If nothing else, it's worth having for the gorgeous cover. I don't know if this will join the once-a-year-crew (Grace, Robber Bride, Cat's Eye, Lady Oracle), but my copy is going to see some mileage.

Rating: 4 stars
Summary: "Little Pitchers Have Big Ears....."
Review: "...Looks are deceiving. You get what you ask for." Such are the vacant homilies that define the lives of Iris and Laura Chase, as they attempt to find structure in a confusing world. Their mother has died giving birth, their father drinks himself senseless, but at least they have a home. And a housekeeper, Reenie, their surrogate mother, the fount of endless aphorisms: "Leave well enough alone. Thank God for small mercies." Nothing is as it seems in this new novel by Margaret Atwood. THE BLIND ASSASSIN is a story within a story, written in the phrases of the 30's and 40's, the Depression Era and World War II. Save the occasional tutor, Iris and Laura grow up in a museum of a house with minimal preparation for the world outside. When their father is on the cusp of losing his factory, a quiet deal is arranged with Industrialist Richard Griffen, a man with a hidden political agenda. Upon Mr. Chase's death, which is imminent, ownership of the Chase Factory is passed along to Mr. Griffen, along with the hand of the oldest daughter, Iris, 18, in marriage. The younger daughter, Laura, 14, is a purist and fervent idealist who chafes at the guardianship of the Griffen family after her father's demise. As the girls mature, circumstances separate their lives. Tragically, Laura is killed in a car crash. Accident? Maybe not. Iris Chase Griffen posthumously publishes a single book of Laura's, one that gains a multitude of fans for this tragic young author. As Iris shares these memories in her waning years, another tale is introduced, "The Blind Assassin". This story unravels along with an ongoing affair of an idealistic young man and his married paramour. Each clandestine meeting hints at mystery, while the story is early science-fiction of the simplest kind. We find a renewed strength in Iris Chase Griffin; she is no longer malleable or passive. Certainly she is capable of exposing her own behavior, her part in this drama, with a stunning conclusion. Without the armor of self-delusion, Iris makes it clear that "blind" has many definitions indeed.

Rating: 5 stars
Summary: Atwood is the master of tragedy.
Review: Like some others, I bought this great book, then set it aside because of negative reviews. That was a big mistake, because The Blind Assassin is a great book and well deserves the plaudits it is now receiving.
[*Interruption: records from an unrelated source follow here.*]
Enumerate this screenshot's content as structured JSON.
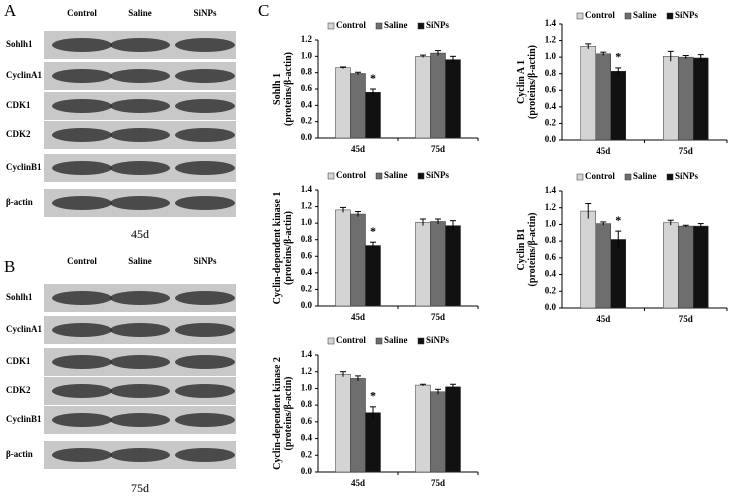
{
  "blots": [
    {
      "panel": "A",
      "columns": [
        "Control",
        "Saline",
        "SiNPs"
      ],
      "rows": [
        "Sohlh1",
        "CyclinA1",
        "CDK1",
        "CDK2",
        "CyclinB1",
        "β-actin"
      ],
      "caption": "45d"
    },
    {
      "panel": "B",
      "columns": [
        "Control",
        "Saline",
        "SiNPs"
      ],
      "rows": [
        "Sohlh1",
        "CyclinA1",
        "CDK1",
        "CDK2",
        "CyclinB1",
        "β-actin"
      ],
      "caption": "75d"
    }
  ],
  "chart_panel": "C",
  "chart_data": [
    {
      "type": "bar",
      "ylabel": [
        "Sohlh 1",
        "(proteins/β-actin)"
      ],
      "categories": [
        "45d",
        "75d"
      ],
      "series": [
        {
          "name": "Control",
          "color": "#d4d4d4",
          "values": [
            0.86,
            1.0
          ],
          "errors": [
            0.01,
            0.015
          ]
        },
        {
          "name": "Saline",
          "color": "#6e6e6e",
          "values": [
            0.79,
            1.04
          ],
          "errors": [
            0.015,
            0.03
          ]
        },
        {
          "name": "SiNPs",
          "color": "#111111",
          "values": [
            0.56,
            0.96
          ],
          "errors": [
            0.04,
            0.04
          ],
          "marks": [
            "*",
            null
          ]
        }
      ],
      "ylim": [
        0,
        1.2
      ],
      "yticks": [
        {
          "value": 0,
          "label": "0.0"
        },
        {
          "value": 0.2,
          "label": "0.2"
        },
        {
          "value": 0.4,
          "label": "0.4"
        },
        {
          "value": 0.6,
          "label": "0.6"
        },
        {
          "value": 0.8,
          "label": "0.8"
        },
        {
          "value": 1,
          "label": "1.0"
        },
        {
          "value": 1.2,
          "label": "1.2"
        }
      ],
      "legend": "top"
    },
    {
      "type": "bar",
      "ylabel": [
        "Cyclin A 1",
        "(proteins/β-actin)"
      ],
      "categories": [
        "45d",
        "75d"
      ],
      "series": [
        {
          "name": "Control",
          "color": "#d4d4d4",
          "values": [
            1.13,
            1.01
          ],
          "errors": [
            0.03,
            0.06
          ]
        },
        {
          "name": "Saline",
          "color": "#6e6e6e",
          "values": [
            1.04,
            1.0
          ],
          "errors": [
            0.02,
            0.02
          ]
        },
        {
          "name": "SiNPs",
          "color": "#111111",
          "values": [
            0.83,
            0.99
          ],
          "errors": [
            0.04,
            0.04
          ],
          "marks": [
            "*",
            null
          ]
        }
      ],
      "ylim": [
        0,
        1.4
      ],
      "yticks": [
        {
          "value": 0,
          "label": "0.0"
        },
        {
          "value": 0.2,
          "label": "0.2"
        },
        {
          "value": 0.4,
          "label": "0.4"
        },
        {
          "value": 0.6,
          "label": "0.6"
        },
        {
          "value": 0.8,
          "label": "0.8"
        },
        {
          "value": 1,
          "label": "1.0"
        },
        {
          "value": 1.2,
          "label": "1.2"
        },
        {
          "value": 1.4,
          "label": "1.4"
        }
      ],
      "legend": "top"
    },
    {
      "type": "bar",
      "ylabel": [
        "Cyclin-dependent kinase 1",
        "(proteins/β-actin)"
      ],
      "categories": [
        "45d",
        "75d"
      ],
      "series": [
        {
          "name": "Control",
          "color": "#d4d4d4",
          "values": [
            1.16,
            1.01
          ],
          "errors": [
            0.03,
            0.04
          ]
        },
        {
          "name": "Saline",
          "color": "#6e6e6e",
          "values": [
            1.11,
            1.02
          ],
          "errors": [
            0.03,
            0.03
          ]
        },
        {
          "name": "SiNPs",
          "color": "#111111",
          "values": [
            0.73,
            0.97
          ],
          "errors": [
            0.04,
            0.06
          ],
          "marks": [
            "*",
            null
          ]
        }
      ],
      "ylim": [
        0,
        1.4
      ],
      "yticks": [
        {
          "value": 0,
          "label": "0.0"
        },
        {
          "value": 0.2,
          "label": "0.2"
        },
        {
          "value": 0.4,
          "label": "0.4"
        },
        {
          "value": 0.6,
          "label": "0.6"
        },
        {
          "value": 0.8,
          "label": "0.8"
        },
        {
          "value": 1,
          "label": "1.0"
        },
        {
          "value": 1.2,
          "label": "1.2"
        },
        {
          "value": 1.4,
          "label": "1.4"
        }
      ],
      "legend": "top"
    },
    {
      "type": "bar",
      "ylabel": [
        "Cyclin B1",
        "(proteins/β-actin)"
      ],
      "categories": [
        "45d",
        "75d"
      ],
      "series": [
        {
          "name": "Control",
          "color": "#d4d4d4",
          "values": [
            1.16,
            1.02
          ],
          "errors": [
            0.09,
            0.03
          ]
        },
        {
          "name": "Saline",
          "color": "#6e6e6e",
          "values": [
            1.01,
            0.98
          ],
          "errors": [
            0.02,
            0.01
          ]
        },
        {
          "name": "SiNPs",
          "color": "#111111",
          "values": [
            0.82,
            0.98
          ],
          "errors": [
            0.1,
            0.03
          ],
          "marks": [
            "*",
            null
          ]
        }
      ],
      "ylim": [
        0,
        1.4
      ],
      "yticks": [
        {
          "value": 0,
          "label": "0.0"
        },
        {
          "value": 0.2,
          "label": "0.2"
        },
        {
          "value": 0.4,
          "label": "0.4"
        },
        {
          "value": 0.6,
          "label": "0.6"
        },
        {
          "value": 0.8,
          "label": "0.8"
        },
        {
          "value": 1,
          "label": "1.0"
        },
        {
          "value": 1.2,
          "label": "1.2"
        },
        {
          "value": 1.4,
          "label": "1.4"
        }
      ],
      "legend": "top"
    },
    {
      "type": "bar",
      "ylabel": [
        "Cyclin-dependent kinase 2",
        "(proteins/β-actin)"
      ],
      "categories": [
        "45d",
        "75d"
      ],
      "series": [
        {
          "name": "Control",
          "color": "#d4d4d4",
          "values": [
            1.17,
            1.04
          ],
          "errors": [
            0.03,
            0.01
          ]
        },
        {
          "name": "Saline",
          "color": "#6e6e6e",
          "values": [
            1.12,
            0.96
          ],
          "errors": [
            0.03,
            0.03
          ]
        },
        {
          "name": "SiNPs",
          "color": "#111111",
          "values": [
            0.71,
            1.02
          ],
          "errors": [
            0.07,
            0.03
          ],
          "marks": [
            "*",
            null
          ]
        }
      ],
      "ylim": [
        0,
        1.4
      ],
      "yticks": [
        {
          "value": 0,
          "label": "0.0"
        },
        {
          "value": 0.2,
          "label": "0.2"
        },
        {
          "value": 0.4,
          "label": "0.4"
        },
        {
          "value": 0.6,
          "label": "0.6"
        },
        {
          "value": 0.8,
          "label": "0.8"
        },
        {
          "value": 1,
          "label": "1.0"
        },
        {
          "value": 1.2,
          "label": "1.2"
        },
        {
          "value": 1.4,
          "label": "1.4"
        }
      ],
      "legend": "top"
    }
  ]
}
I won't review the plot, but have a couple of observations.

First, Atwood continues to establish herself as one the great stylists of the English language. Like writers such as John Le Carre and Charles Frazier, Atwood clearly loves the English language. She writes sentence after sentence after sentence of thoughtful, beautifully crafted prose. Every word is well considered and suited to the sentence, to the plot and to the mood. If, like me, you stand in awe of those who can consistently create well crafted sentences, you will love everything Atwood writes.

Second, there are a lot of messages in this complex book, but one "universal" message struck me more than any other. Late in the book, Iris remembers a moment in the attic when she and Laura were doing some homework prescribed by their execrable tutor Mr. Erskine. Laura then laments that their earlier tutor "Miss Violence" was gone. Then this brief exchange. First Iris: "So do I. I wish we had Mother back." Then Laura: "So do I."
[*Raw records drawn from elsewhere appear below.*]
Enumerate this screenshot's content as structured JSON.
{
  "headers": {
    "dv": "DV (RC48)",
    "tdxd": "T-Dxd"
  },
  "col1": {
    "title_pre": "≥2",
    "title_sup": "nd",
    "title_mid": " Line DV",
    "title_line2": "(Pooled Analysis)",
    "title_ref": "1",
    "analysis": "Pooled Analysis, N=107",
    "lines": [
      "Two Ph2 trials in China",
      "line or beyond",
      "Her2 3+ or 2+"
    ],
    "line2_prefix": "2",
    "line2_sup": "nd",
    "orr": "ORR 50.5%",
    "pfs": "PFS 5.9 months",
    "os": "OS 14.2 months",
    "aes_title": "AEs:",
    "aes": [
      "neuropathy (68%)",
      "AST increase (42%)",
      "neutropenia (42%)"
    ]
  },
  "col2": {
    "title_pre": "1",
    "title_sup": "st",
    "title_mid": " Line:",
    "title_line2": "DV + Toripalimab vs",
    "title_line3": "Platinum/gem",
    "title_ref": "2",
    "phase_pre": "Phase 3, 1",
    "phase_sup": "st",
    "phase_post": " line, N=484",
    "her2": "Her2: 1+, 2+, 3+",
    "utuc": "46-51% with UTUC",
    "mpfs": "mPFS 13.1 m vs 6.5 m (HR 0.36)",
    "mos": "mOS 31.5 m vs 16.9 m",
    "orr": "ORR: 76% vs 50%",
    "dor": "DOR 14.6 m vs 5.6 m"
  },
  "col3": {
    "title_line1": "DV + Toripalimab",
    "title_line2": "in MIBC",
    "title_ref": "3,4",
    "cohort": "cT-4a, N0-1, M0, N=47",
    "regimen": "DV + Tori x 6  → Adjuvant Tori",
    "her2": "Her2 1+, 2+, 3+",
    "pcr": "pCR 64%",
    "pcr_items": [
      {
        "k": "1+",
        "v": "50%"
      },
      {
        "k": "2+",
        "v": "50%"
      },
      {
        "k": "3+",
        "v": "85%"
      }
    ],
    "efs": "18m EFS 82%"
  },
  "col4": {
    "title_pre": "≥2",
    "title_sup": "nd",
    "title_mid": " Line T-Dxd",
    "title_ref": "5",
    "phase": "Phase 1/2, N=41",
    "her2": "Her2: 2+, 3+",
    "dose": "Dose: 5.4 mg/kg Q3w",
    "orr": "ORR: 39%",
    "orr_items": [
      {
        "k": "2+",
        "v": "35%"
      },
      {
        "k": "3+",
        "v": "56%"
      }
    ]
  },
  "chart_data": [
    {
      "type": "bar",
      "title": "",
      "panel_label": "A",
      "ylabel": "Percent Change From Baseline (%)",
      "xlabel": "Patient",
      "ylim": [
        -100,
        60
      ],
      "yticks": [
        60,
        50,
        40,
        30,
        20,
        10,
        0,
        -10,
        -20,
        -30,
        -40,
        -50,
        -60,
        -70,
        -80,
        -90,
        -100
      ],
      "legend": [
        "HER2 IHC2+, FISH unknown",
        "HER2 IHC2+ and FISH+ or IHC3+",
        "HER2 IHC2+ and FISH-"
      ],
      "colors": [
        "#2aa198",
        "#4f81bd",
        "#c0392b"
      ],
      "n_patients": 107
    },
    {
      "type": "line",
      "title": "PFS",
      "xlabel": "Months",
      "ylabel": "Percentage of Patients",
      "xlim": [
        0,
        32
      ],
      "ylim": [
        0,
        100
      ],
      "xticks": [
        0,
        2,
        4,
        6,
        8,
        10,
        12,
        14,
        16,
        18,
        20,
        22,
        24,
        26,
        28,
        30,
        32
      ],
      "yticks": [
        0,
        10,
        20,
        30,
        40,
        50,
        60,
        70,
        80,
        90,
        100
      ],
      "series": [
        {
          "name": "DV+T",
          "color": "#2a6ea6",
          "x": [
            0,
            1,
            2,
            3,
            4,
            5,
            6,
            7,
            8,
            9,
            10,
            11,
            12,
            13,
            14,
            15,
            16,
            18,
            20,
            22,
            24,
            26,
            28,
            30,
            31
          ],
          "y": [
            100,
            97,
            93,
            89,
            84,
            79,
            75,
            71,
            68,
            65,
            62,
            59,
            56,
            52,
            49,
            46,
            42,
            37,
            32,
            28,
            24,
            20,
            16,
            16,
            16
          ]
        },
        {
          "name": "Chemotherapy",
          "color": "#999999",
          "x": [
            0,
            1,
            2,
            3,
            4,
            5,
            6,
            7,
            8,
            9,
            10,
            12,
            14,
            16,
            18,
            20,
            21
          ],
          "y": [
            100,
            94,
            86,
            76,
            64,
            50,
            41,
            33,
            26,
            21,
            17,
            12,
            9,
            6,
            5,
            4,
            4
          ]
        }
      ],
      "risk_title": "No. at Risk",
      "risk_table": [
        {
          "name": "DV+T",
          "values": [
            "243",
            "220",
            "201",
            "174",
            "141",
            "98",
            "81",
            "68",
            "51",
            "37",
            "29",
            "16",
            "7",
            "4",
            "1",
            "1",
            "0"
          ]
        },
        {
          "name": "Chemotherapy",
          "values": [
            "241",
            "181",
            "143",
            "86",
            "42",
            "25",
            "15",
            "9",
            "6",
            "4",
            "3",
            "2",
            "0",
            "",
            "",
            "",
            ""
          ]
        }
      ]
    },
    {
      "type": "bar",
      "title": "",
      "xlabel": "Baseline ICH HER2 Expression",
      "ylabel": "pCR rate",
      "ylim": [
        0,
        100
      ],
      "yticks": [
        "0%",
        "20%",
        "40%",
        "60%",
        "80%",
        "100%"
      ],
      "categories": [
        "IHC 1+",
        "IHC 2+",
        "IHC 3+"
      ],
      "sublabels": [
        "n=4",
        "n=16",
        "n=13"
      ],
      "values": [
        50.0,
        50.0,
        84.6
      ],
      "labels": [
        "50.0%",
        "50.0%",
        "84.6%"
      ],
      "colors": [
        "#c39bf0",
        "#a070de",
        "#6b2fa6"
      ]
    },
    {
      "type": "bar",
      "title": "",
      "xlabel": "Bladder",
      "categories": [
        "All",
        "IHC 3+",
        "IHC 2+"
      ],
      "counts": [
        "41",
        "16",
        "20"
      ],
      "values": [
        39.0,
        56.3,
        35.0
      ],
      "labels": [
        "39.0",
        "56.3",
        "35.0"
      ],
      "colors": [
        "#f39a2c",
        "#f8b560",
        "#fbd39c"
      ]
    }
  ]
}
Whether intended or not, Atwood has written a parable of the pain that befalls children when the parent who could have made the difference in their lives is gone. To a large degree, the tragedy of the lives of the Chase daughters stems back to the loss of their mother. Every child deserves at least one loving parent to guide them to adult life.
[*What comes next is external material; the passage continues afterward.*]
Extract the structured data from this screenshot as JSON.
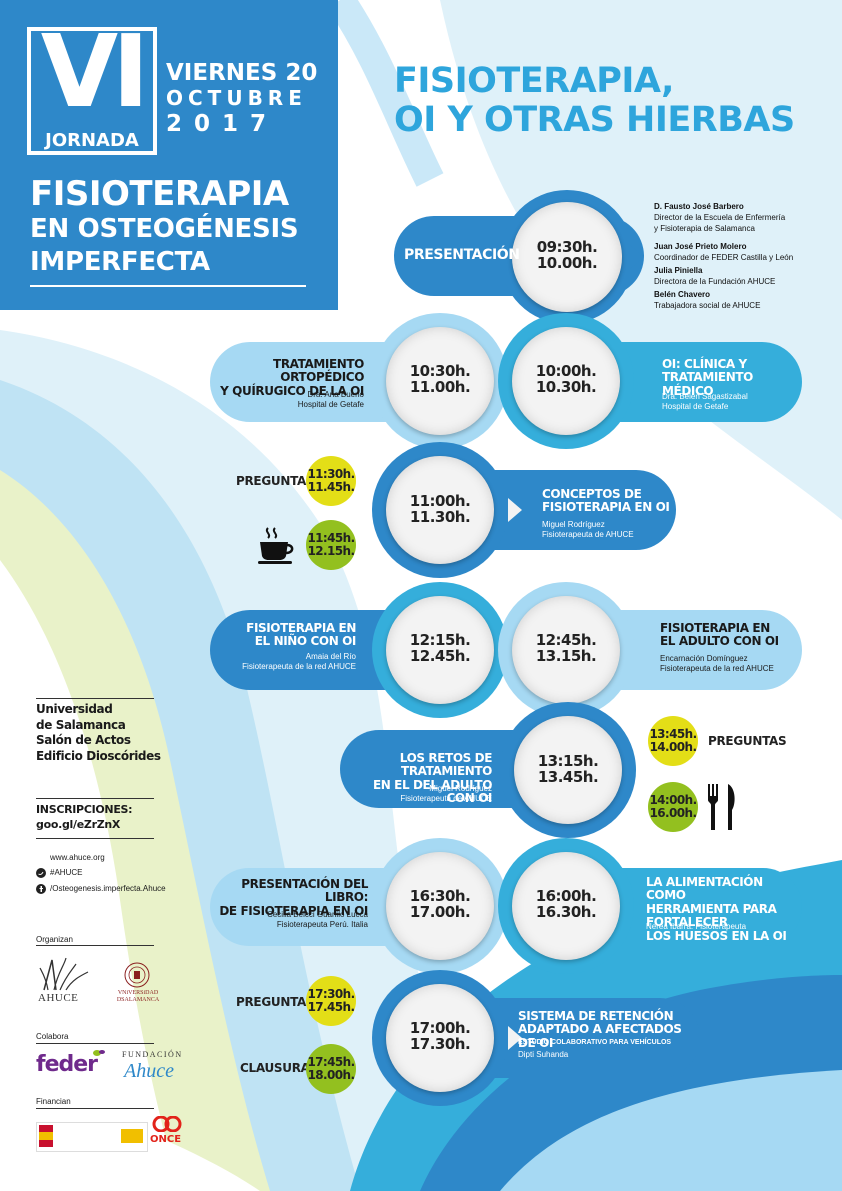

But there is far more to this book than that. After 100 pages, I was enthralled with the unfolding tragedy. Atwood is worthy successor to Shakespeare in in her ability to present the agony of a great tragedy in the guise of a well told tale.

Rating: 5 stars
Summary: Not to be read in a day...
Review: The story of Laura and Iris Chase is one of the most mesmerizing stories I have ever read. Although admittedly a difficult work of fiction, "The Blind Assassin", full of symbolism and human emotion, is a clever novel that weaves several stories into a fluent narrative.

I read here a review attacking this book --without making any reference to the actual content of the novel by someone who said to "have an Ivy League PhD in English Literature and still read 2 or 3 novels a day." Although I am no one to judge a person's claims, I must say that this is not a novel that could be read in a day. Actually that would be nigh-impossible, for it is so well layered, that it takes you in a journey and it cannot easily be dismissed if at all.

With this modern work, Ms. Atwood ranks herself along with Timothy Findley as one of the most brilliant nad disturbing Canadian literary masters of our time.

Rating: 5 stars
Summary: Worth the effort
Review: The Blind Assassin is primarily concerned with disconnection - from feelings, from family, from bodily pleasure and pain, from truth, and, ultimately, from life. The multi-layered narrative isn't difficult to follow, but the first third of the novel took its time in luring this reader into its center. Once the connection was established, however, this, the latest Atwood novel (and, deservedly, a Booker Prize-winner) was irresistible: I spent much of the holiday weekend absorbed by the interwoven stories of Iris, Laura, Alex, and the other dysfunctional souls in Assassin's cast of characters.

(If you liked The Blind Assassin, check out some of the other books I've reviewed. Happy reading!)

Rating: 1 stars
Summary: THE BLIND ASSASSIN - CATCHY TITLE FOR A CRUMBLE BOOK
Review: I am retired, have an Ivy League PhD in English Literature and still read 2 or 3 novels a day. You would think that after so much practice writing, Margaret Atwood would finally come through with a genuine sizzler. A sizzler 'The Blind Assassin' is not. It is more like a small, once white hot coal doused with with a gallon of water during a driving tropical rain storm. The stuff for potential is there in the novel but it just doesn't cut the mustard. Atwood likes to put in the literary descriptive details a la Edgar Allen Poe, she has adopted some kind of twisted emulation of William Faulkner's style it seems to me - the end result is a disturbed mish mash of Margaret Atwood's mental masturbation. Grow up or give up Margaret. If you want to read a five star version of "The Blind Assassin", read Steven King's "Insomnia" - it is the best 1900's love story I've probably read in the last 10 years and yes, a genuine white hot sizzler.

Rating: 2 stars
Summary: Atwood Disappoints
Review: Let me start out by saying that I am a fan of Margaret Atwood but was sorely disappointed by BLIND ASSASSIN. I found the book tedious and uninvolving, and felt a particular disconnect when reading the novel-within-a-novel. Atwood is a brilliant writer and captures complex human experience better than anyone (read THE ROBBER BRIDE or CAT'S EYE). Unfortunately, in BLIND AMBITION she fails to capture an engaging plot.